For the past several months, we've been hearing about how "it gets better." I love the Trevor Project--it's hugely important, and it will save lives. But as LGBT people plugged into the gay community and gay media, it's easy to start thinking that positive messages are virtually ubiquitous.
A few miles away from your local gay pride parade, though, there's a 13-year-old boy crying in his room because he was beaten up for asking another boy to a dance. There's a 40-year-old woman down the street who thinks that killing herself would be better than coming out to her husband and kids. And these people aren't necessarily the ones watching "It Gets Better" videos. I know that if I had watched one of those videos six years ago, I would have thought: Maybe it will get better for them, but it won't for me. Campaigns like the Trevor Project are terrific, but it's crucial to remember that they are strategies, not solutions.
I've mentioned that I moonlight as a community college English professor. Six weeks ago, one of my students came out to me (asking during office hours, “Uh… I was wondering, mmm, what it’s like to be… uh, different?”). Let's call him Doug. Doug is 21. He had only come out to a few of his friends, and none of them were gay. He desperately needed practical advice about self-presentation, dealing with parents, dating, safety, etc. I'd never mentioned my own sexual orientation in class--but, heck, I regularly wear a shirt and tie, so I'm not exactly closeted. Because I was identifiable as gay, he decided to come out to me.
Over the course of the quarter, Doug and I had a few conversations about his sexual orientation. When I told him the outlines of my *own* story, his look of relief nearly made me cry. (Especially since, less than a decade ago, I was in Doug's position, coming out to a gay professor of my own.)
Although Doug lives in a relatively cosmopolitan area, and although he's on the Internet constantly, he had no idea that there are two gay pride celebrations within an hour's drive of his house. I showed him some pictures of a few gay neighborhoods online, saying, "There are places where you can hold another guy's hand and no one will even blink." Doug couldn't believe it--he just stared, open-mouthed, at the pictures of rainbow-flag-adorned buildings.
Doug isn't particularly "sheltered." He's a smart, pretty typical 21-year-old kid from a conservative family in a moderate-to-liberal area of the country. Yet he didn't have a single gay friend, and was afraid to join the college's LGBT group for fear that his straight acquaintances would find out. The last week of class, he gave me a big hug and told me that talking to me had changed his life. Doug had even mustered the courage to come out to his father (who was pretty upset about it, but told Doug he still loved him).
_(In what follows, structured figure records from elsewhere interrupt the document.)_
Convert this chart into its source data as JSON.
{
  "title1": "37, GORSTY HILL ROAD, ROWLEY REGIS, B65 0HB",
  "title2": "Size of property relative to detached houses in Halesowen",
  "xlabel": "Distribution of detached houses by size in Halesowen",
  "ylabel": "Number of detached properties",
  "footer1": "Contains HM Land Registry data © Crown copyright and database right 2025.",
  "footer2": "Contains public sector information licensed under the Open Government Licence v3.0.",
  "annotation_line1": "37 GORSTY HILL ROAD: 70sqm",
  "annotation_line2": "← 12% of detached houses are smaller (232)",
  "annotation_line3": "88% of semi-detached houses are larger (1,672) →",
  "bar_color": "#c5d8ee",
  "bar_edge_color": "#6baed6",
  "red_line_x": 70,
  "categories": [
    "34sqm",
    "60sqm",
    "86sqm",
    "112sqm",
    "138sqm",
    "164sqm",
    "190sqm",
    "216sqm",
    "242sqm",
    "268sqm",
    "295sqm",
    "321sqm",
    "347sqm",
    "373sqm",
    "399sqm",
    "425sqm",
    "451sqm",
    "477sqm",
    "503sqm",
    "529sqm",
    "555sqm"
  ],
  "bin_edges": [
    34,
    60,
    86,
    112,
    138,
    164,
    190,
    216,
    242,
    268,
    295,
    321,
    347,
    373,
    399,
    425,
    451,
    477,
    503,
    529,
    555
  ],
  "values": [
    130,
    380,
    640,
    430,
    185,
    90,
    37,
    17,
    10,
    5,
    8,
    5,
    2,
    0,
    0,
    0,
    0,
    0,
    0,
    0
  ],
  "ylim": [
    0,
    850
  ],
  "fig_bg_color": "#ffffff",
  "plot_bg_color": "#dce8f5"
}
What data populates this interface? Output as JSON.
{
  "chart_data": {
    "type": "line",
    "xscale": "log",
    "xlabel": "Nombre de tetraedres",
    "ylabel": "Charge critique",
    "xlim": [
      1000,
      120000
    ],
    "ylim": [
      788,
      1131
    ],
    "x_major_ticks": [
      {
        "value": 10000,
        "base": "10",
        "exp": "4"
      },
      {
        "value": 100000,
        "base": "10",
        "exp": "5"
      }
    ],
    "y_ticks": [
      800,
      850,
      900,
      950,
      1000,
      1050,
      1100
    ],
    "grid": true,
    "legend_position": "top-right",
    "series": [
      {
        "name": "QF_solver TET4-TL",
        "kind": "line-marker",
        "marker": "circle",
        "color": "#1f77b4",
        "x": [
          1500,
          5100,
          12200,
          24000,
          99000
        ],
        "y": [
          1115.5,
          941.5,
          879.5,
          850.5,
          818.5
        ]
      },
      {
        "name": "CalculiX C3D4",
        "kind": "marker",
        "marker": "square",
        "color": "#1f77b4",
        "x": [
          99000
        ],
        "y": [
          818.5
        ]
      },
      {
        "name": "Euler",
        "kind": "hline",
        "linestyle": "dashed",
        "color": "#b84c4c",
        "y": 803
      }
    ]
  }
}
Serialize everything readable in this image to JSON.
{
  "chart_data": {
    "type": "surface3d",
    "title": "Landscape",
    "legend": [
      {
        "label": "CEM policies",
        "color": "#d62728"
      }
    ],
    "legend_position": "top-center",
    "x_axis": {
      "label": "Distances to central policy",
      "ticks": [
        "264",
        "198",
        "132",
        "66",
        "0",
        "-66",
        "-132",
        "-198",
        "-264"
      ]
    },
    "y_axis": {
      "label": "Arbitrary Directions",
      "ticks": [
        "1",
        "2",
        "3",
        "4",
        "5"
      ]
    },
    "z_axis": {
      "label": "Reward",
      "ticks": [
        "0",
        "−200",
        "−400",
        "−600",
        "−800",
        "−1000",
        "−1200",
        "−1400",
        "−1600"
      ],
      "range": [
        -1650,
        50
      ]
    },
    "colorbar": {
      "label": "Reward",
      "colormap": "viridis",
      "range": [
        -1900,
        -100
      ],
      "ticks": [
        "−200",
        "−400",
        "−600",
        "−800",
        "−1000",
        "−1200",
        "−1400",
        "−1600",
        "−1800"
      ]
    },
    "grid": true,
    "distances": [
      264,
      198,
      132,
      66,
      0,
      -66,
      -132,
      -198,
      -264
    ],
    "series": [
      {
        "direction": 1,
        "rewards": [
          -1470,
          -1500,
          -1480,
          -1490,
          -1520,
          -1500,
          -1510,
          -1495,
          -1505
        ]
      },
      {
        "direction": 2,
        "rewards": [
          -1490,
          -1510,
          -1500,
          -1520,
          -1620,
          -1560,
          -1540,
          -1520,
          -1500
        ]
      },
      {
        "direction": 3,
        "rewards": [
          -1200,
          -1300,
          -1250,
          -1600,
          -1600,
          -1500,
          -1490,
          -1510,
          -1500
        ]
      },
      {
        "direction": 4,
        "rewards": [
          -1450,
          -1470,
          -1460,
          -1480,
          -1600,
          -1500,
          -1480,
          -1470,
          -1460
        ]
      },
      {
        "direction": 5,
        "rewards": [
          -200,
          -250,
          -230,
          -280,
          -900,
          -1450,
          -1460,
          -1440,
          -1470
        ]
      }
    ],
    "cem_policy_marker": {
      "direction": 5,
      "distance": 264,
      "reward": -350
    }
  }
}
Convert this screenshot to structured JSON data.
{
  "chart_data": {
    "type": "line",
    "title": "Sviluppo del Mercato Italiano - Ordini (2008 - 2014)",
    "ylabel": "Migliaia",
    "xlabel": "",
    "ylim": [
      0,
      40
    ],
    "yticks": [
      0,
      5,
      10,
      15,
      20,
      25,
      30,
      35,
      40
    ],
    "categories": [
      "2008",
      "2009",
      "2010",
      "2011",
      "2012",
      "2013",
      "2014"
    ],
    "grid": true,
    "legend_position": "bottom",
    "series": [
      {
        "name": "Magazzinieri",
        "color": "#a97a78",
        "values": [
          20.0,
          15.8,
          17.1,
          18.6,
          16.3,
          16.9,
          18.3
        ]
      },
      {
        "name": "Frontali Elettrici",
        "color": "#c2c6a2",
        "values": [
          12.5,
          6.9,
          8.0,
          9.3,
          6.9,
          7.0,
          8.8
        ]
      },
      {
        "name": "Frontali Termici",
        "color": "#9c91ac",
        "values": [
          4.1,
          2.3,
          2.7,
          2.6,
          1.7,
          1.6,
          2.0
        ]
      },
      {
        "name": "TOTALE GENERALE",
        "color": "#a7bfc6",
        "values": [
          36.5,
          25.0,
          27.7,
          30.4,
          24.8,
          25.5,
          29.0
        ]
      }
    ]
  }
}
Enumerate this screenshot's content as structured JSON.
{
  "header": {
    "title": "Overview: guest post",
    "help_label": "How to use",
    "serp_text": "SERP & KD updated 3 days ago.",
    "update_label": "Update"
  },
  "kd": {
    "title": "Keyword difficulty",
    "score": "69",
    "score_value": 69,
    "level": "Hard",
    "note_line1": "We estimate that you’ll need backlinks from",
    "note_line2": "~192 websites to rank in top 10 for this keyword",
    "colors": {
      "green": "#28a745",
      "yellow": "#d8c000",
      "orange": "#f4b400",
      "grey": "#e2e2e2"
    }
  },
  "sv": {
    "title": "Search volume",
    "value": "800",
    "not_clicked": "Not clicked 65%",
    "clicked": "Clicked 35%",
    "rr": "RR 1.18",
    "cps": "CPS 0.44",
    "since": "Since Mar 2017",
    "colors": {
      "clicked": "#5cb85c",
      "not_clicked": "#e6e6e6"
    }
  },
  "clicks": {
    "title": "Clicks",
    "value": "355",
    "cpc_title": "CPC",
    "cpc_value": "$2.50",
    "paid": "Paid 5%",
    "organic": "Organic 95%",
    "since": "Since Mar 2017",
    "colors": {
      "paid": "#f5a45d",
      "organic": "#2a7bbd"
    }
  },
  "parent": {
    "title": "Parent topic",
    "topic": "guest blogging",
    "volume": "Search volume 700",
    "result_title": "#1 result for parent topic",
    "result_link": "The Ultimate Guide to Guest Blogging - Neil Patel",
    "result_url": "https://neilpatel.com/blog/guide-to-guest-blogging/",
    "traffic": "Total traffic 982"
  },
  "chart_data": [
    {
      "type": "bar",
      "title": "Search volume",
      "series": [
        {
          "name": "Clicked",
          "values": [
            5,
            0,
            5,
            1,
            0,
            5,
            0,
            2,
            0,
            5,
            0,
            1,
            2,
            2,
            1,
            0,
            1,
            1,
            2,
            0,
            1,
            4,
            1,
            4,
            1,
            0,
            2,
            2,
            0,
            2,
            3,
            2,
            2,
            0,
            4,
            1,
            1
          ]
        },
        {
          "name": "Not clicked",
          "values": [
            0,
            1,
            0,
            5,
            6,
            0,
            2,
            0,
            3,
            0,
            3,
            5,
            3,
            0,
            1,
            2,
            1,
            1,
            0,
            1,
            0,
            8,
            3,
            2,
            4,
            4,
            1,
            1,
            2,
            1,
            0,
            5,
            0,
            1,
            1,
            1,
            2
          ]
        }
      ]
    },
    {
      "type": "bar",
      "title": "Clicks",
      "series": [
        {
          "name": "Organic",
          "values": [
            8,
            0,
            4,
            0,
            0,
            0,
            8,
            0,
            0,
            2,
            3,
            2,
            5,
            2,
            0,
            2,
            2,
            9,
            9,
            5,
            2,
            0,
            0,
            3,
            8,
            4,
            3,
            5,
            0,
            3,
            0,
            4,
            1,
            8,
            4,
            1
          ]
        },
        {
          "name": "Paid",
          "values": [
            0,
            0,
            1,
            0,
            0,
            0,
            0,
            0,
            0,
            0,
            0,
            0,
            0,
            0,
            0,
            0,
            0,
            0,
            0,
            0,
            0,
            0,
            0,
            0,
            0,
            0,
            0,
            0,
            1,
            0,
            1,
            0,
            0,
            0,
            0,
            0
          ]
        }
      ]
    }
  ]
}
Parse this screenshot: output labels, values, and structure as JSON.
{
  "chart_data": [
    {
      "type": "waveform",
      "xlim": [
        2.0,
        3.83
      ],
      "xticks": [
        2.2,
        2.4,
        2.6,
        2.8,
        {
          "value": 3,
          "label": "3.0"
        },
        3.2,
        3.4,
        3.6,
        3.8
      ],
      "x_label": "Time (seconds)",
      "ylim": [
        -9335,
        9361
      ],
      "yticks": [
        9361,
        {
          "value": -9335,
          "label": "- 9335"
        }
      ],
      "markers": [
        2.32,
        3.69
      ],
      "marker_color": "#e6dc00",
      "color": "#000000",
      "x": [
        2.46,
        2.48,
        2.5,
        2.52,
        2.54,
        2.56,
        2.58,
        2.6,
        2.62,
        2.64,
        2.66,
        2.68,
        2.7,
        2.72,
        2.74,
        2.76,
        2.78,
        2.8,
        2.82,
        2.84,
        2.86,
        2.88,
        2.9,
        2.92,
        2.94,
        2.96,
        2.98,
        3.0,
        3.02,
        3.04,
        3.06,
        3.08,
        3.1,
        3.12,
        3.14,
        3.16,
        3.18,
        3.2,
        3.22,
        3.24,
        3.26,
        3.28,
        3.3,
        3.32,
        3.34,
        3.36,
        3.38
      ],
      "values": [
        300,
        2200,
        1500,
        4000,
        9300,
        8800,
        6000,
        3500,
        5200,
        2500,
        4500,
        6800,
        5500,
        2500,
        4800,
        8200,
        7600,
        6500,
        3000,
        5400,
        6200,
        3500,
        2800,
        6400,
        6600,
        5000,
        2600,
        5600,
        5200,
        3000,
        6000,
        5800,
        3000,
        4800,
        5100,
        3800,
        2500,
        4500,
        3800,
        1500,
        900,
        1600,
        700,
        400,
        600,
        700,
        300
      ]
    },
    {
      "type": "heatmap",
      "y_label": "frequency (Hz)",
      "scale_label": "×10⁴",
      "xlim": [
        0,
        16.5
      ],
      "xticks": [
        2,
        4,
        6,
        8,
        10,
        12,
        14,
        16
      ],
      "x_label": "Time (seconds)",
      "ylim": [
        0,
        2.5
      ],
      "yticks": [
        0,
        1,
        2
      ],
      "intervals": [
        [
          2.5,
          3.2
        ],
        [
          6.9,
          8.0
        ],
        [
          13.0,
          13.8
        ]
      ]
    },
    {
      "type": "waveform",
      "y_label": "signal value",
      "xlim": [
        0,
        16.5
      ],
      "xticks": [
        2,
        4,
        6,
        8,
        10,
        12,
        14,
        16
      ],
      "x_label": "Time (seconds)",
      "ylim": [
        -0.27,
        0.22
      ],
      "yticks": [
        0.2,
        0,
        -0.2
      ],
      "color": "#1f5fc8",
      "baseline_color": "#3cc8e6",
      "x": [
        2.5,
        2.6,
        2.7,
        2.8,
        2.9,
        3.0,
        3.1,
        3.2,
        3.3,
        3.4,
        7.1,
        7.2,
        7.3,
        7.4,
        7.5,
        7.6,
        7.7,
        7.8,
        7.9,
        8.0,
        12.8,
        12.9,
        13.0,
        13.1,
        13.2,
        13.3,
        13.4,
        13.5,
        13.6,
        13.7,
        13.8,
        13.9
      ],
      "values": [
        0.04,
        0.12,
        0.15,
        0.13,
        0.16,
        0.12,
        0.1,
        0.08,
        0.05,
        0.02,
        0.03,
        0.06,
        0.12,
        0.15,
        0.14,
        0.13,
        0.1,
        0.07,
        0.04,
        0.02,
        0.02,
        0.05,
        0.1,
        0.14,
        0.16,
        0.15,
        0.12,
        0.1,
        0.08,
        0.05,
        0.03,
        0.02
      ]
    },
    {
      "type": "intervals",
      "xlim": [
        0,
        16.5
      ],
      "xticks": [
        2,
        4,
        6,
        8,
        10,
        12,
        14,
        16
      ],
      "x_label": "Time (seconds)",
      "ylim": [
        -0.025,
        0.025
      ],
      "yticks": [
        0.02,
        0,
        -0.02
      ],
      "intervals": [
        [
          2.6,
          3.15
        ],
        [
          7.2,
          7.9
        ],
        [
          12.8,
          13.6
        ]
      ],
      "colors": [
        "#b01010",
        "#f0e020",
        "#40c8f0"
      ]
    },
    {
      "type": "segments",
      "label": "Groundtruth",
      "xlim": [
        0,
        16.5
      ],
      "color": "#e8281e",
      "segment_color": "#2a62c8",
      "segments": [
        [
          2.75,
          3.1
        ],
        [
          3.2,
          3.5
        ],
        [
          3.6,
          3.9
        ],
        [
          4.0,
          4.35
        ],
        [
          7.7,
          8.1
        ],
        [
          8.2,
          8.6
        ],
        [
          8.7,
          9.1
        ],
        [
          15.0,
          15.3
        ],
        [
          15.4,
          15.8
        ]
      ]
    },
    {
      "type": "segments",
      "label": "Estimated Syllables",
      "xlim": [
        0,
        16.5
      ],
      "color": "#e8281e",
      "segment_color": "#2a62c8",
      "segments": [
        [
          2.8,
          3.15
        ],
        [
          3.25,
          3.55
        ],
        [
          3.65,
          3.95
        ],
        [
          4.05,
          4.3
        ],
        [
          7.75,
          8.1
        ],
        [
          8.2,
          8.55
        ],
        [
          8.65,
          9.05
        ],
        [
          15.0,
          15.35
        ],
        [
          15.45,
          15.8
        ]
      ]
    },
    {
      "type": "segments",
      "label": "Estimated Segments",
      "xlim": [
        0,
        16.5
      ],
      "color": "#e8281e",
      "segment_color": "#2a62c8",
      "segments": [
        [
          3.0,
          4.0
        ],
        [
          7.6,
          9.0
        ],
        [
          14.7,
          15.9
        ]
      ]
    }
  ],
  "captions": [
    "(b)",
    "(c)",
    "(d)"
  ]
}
If I hadn't been identifiable as gay, Doug wouldn't have approached me. But by being my normal self in the classroom, I did something good. Visibility of regular ol' gay people (even if they’re cramming subject-verb agreement down your throat) is invaluable to kids--and adults--struggling with self-acceptance. It's one thing to know in the abstract that life is improving for LGBT folks, but there's no substitute for seeing gay people in your community who are out and "normal" and happy: reading books at the library, shopping for groceries, going to movies with their partners.
Many of us think a lot about the perils of being butch. To be comfortable in our own skin, we often have to be outsiders. We get called "sir" in the restroom. We get stared at in the department store. And often, this sucks.
But we also have the great privilege of being one of the most obviously, identifiably queer subgroups of the entire LGBT community. Just by showing up as ourselves, we raise visibility. Remember that you are doing awesome, important, life-saving work just by showing up as you really are. In ways that you may never know, your identifiably gay self is making some other questioning person more comfortable, more confident, and more hopeful.